Die Kulturpflanze Hanf

Hanf galt als überholt und überflüssig, wurde sogar verfolgt, unterdrückt und verboten. Dabei ist diese Pflanze eines der wunderbarsten Geschenke der Mutter Natur – wenn man von dem Missbrauch als Konsumdroge mal absieht. Schon vor gut 8000 Jahren wurden in China hochwertige Stricke und Kleidung aus der Faser hergestellt, die Entwicklung des weltweiten Seehandels und die Vorherrschaft der westlichen Welt wären ohne den Hanf kaum denkbar. Denn aus den Fasern, die die widerstandsfähigsten und nassbeständigsten Pflanzenfasern sind, wurden die Segel, die Seile und Takelage der weltumsegelnden Handels- und Kriegsschiffe gemacht.

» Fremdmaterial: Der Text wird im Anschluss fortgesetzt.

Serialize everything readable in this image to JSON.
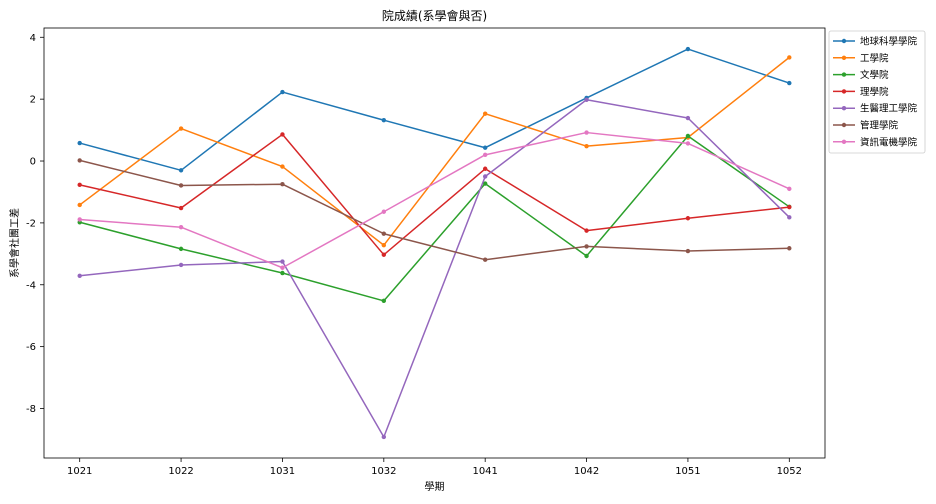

Die Vorzüge der Pflanze liegen aber nicht nur in der Faser. Hanfsamen und Hanföl zählen zu den Superfoods der gesunden Ernährung, die dir bei der Entgiftung helfen und dich mit wichtigen Vitaminen versorgen.

Auszüge der Pflanze werden als Naturheilmittel mit Riesenerfolgen in der Schmerztherapie und gegen unsere Kulturkrankheit Krebs eingesetzt.

Der Anbau der Hanfpflanze ist zwangsläufig ökologisch, da sie keinen Kunstdünger verträgt und dank ihrer Ausdünstungen auch keine Pflanzenschutzchemie braucht. Die Faser ist naturbelassen besonders hautverträglich und weicher als Baumwolle und damit auch hervorragend für allergische oder empfindliche Haut zu empfehlen. Leicht und weich und doch sehr strapazierfähig bietet sie höchsten Tragekomfort.

Gut zu verstehen, dass die Hanfprodukte in den letzten Jahren so langsam aus der Öko-Nische zum Outdoor-, Mode- und Wellnesstrend vorrücken.

 

Was kann ich aus Hanf machen?

 

Weich, griffig und sehr widerstandsfähig, wie die Hanffasern sind, kann ich sie für alles mögliche einsetzen, genauso gut oder z. T. besser noch als Baumwolle oder Leinen.

Ein Tipp noch: Seine volle Weichheit und Griffigkeit entfaltet der Hanf erst nach den ersten paar Waschgängen.